Masih di Rubrik Perempuan Pelita, bersama Dias dan Emiria Sunassa. Kepergian Emiria penuh misteri. Tak ada yang tahu kenapa dan kemana ia pergi. Namun, masih banyak yang bisa kita kenal dari nya. Sebelum kita berkenalan lebih jauh, yuk kita dengarkan lagu manis yang satu ini (Lagu dan iklan)


Emiria Sunassa, salah satu pelukis perempuan yang melangkah lebih maju dalam hal genderi di dunia seni rupa. Sudjono pernah menyebutnya sebagai sosok jenius.
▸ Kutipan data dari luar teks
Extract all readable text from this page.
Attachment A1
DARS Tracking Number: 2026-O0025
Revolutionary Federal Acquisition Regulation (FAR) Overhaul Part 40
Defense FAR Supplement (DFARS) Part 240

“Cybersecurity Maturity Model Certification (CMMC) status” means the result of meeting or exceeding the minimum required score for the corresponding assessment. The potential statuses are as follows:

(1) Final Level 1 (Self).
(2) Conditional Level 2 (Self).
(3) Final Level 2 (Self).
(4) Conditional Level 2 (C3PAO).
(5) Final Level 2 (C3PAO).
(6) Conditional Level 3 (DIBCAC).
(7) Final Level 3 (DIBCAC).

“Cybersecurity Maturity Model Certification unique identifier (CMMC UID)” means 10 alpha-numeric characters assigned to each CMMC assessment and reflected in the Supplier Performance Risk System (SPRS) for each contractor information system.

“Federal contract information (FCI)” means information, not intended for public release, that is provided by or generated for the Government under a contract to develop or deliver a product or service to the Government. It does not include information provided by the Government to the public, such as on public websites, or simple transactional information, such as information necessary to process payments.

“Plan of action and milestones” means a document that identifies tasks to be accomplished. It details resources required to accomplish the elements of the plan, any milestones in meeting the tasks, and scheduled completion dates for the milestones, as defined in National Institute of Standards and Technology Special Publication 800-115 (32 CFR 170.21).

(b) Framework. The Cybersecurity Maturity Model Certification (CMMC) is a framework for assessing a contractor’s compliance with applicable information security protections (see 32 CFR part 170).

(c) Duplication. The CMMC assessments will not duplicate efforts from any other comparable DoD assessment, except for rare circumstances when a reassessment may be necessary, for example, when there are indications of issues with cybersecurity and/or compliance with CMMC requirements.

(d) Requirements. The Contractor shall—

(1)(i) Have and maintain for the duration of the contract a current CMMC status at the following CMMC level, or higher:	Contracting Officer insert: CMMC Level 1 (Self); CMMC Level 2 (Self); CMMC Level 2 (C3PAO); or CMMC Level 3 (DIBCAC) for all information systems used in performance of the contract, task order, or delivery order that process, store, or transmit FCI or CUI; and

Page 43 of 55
Salah satu lukisannya, menjadi pengisi di Museum Seni Rupa dan Keramik Jakarta. “Pengantin Dayak” demikian ia memberi judul lukisannya itu, sebuah lukisan dengan warna merah jambu dan coklat tua yang dominan.

Emiria memang gemar melukis sedari kecil, namun tak pernah ia bermimpi menjadi pelukis, apalagi ayahanda tak memberinya dukungan untuk mengasah bakat melukisnya itu. Sebagai putri Sultan Tidore, Emiria hidup tanpa kekurangan sedikitpun. Meski ayahandanya seorang raja modern, namun Emiria tak dibolehkan belajar lebih dari kelas 3, Europese Lagere School. Ini yang membuatnya terobsesi pada kegemarannya bepergian mengunjungi berbagai tempat jauh dan mempelajari semuanya.
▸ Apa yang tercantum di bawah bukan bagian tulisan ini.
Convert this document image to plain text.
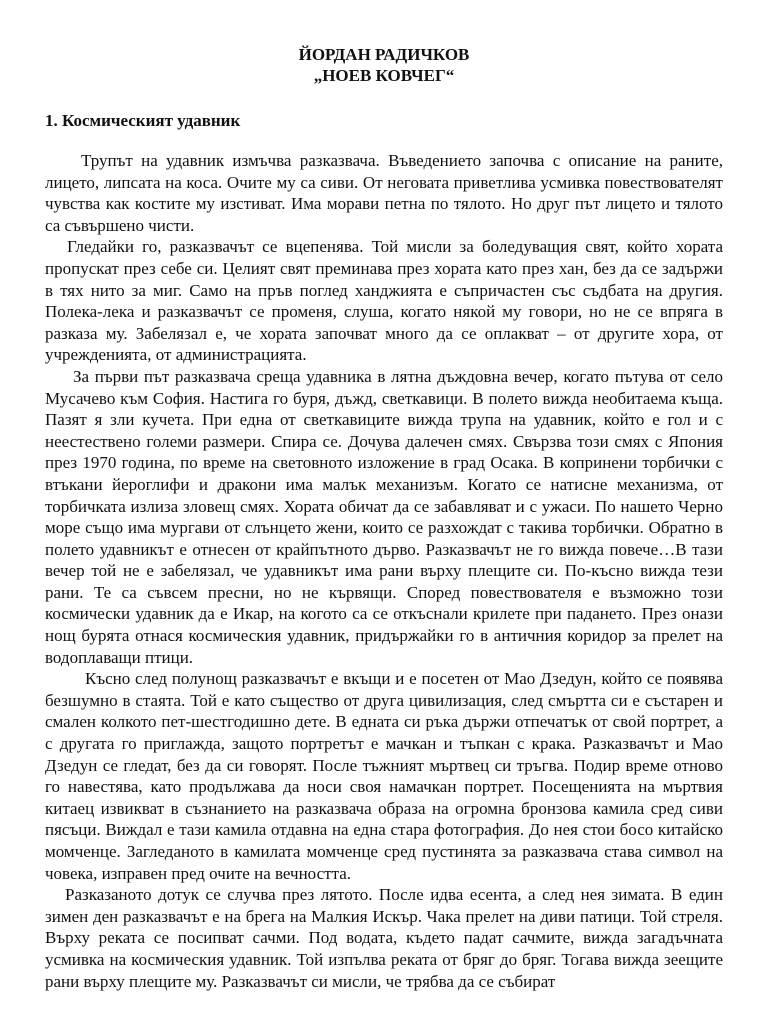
ЙОРДАН РАДИЧКОВ
„НОЕВ КОВЧЕГ“
1. Космическият удавник

Трупът на удавник измъчва разказвача. Въведението започва с описание на раните, лицето, липсата на коса. Очите му са сиви. От неговата приветлива усмивка повествователят чувства как костите му изстиват. Има морави петна по тялото. Но друг път лицето и тялото са съвършено чисти.

Гледайки го, разказвачът се вцепенява. Той мисли за боледуващия свят, който хората пропускат през себе си. Целият свят преминава през хората като през хан, без да се задържи в тях нито за миг. Само на пръв поглед ханджията е съпричастен със съдбата на другия. Полека-лека и разказвачът се променя, слуша, когато някой му говори, но не се впряга в разказа му. Забелязал е, че хората започват много да се оплакват – от другите хора, от учрежденията, от администрацията.

За първи път разказвача среща удавника в лятна дъждовна вечер, когато пътува от село Мусачево към София. Настига го буря, дъжд, светкавици. В полето вижда необитаема къща. Пазят я зли кучета. При една от светкавиците вижда трупа на удавник, който е гол и с неестествено големи размери. Спира се. Дочува далечен смях. Свързва този смях с Япония през 1970 година, по време на световното изложение в град Осака. В копринени торбички с втъкани йероглифи и дракони има малък механизъм. Когато се натисне механизма, от торбичката излиза зловещ смях. Хората обичат да се забавляват и с ужаси. По нашето Черно море също има мургави от слънцето жени, които се разхождат с такива торбички. Обратно в полето удавникът е отнесен от крайпътното дърво. Разказвачът не го вижда повече…В тази вечер той не е забелязал, че удавникът има рани върху плещите си. По-късно вижда тези рани. Те са съвсем пресни, но не кървящи. Според повествователя е възможно този космически удавник да е Икар, на когото са се откъснали крилете при падането. През онази нощ бурята отнася космическия удавник, придържайки го в античния коридор за прелет на водоплаващи птици.

Късно след полунощ разказвачът е вкъщи и е посетен от Мао Дзедун, който се появява безшумно в стаята. Той е като същество от друга цивилизация, след смъртта си е състарен и смален колкото пет-шестгодишно дете. В едната си ръка държи отпечатък от свой портрет, а с другата го приглажда, защото портретът е мачкан и тъпкан с крака. Разказвачът и Мао Дзедун се гледат, без да си говорят. После тъжният мъртвец си тръгва. Подир време отново го навестява, като продължава да носи своя намачкан портрет. Посещенията на мъртвия китаец извикват в съзнанието на разказвача образа на огромна бронзова камила сред сиви пясъци. Виждал е тази камила отдавна на една стара фотография. До нея стои босо китайско момченце. Загледаното в камилата момченце сред пустинята за разказвача става символ на човека, изправен пред очите на вечността.

Разказаното дотук се случва през лятото. После идва есента, а след нея зимата. В един зимен ден разказвачът е на брега на Малкия Искър. Чака прелет на диви патици. Той стреля. Върху реката се посипват сачми. Под водата, където падат сачмите, вижда загадъчната усмивка на космическия удавник. Той изпълва реката от бряг до бряг. Тогава вижда зеещите рани върху плещите му. Разказвачът си мисли, че трябва да се събират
Pertemuannya dengan diplomat asing yang kemudian menjadi suaminya bermula dari aktivitasnya di sekolah perawat. Lelaki itu ia rawat hingga sembuh dan tak dinyana justru melamarnya. Emiria terpesona dan menerima lamaran itu, yang kemudian membawanya terbang ke Eropa untuk menikah.
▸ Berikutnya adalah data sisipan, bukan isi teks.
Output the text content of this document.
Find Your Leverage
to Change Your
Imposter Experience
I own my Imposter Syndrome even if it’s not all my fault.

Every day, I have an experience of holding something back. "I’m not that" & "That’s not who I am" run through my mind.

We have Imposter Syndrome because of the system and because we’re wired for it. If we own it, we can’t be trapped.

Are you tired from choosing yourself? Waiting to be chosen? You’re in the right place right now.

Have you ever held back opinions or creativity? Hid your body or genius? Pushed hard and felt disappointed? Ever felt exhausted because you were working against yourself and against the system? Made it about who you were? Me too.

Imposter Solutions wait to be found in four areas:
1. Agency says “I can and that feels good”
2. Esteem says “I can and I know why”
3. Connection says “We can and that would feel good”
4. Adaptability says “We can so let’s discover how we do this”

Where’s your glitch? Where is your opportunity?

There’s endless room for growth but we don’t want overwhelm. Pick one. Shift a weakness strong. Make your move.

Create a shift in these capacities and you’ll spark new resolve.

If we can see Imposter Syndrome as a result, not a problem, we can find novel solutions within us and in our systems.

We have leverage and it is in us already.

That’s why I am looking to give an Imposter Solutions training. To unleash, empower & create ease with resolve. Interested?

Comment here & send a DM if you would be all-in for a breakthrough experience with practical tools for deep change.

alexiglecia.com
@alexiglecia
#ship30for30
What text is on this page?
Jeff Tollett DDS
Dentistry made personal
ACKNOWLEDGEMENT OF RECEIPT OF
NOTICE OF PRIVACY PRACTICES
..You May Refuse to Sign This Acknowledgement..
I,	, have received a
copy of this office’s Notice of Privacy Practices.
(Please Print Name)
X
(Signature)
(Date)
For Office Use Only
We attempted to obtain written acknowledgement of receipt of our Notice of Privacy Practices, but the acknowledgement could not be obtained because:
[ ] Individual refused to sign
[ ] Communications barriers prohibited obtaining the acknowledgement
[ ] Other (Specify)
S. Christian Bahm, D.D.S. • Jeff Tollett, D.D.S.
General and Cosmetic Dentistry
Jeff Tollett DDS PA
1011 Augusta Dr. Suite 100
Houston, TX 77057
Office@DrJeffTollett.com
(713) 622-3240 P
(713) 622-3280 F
Di Eropa, Emiria mempelajari tari balet dari seorang perempuan bernama Miss Duncan dari Dalcroze School di Brussel dan dari Green di Amsterda. Ketekunannya belajar tari balet membawanya pada sebuah pementasan balet sebagai puteri Timur. Dalam tari balet itu ia tampil sebagai “Sun”. Tubuhnya berkilauan bagai matahari. Sejak itulah ia dikenal dengan panggilan “Sunny”.

Namun, mahligai perkawinannya runtuh. Mereka berpisah dan Emiria kembali lagi ke tanah kelahirannya, Indonesia. Hobinya bepergian tetap berjalan, berbagai tempat ia kunjungi. Dari Halmahera, Papua, Dayak dan lain-lain. Biaya perjalanan ia cari sendiri dan perjalanannya ini yang kemudian ia curahkan dalam berbagai karya lukisannya.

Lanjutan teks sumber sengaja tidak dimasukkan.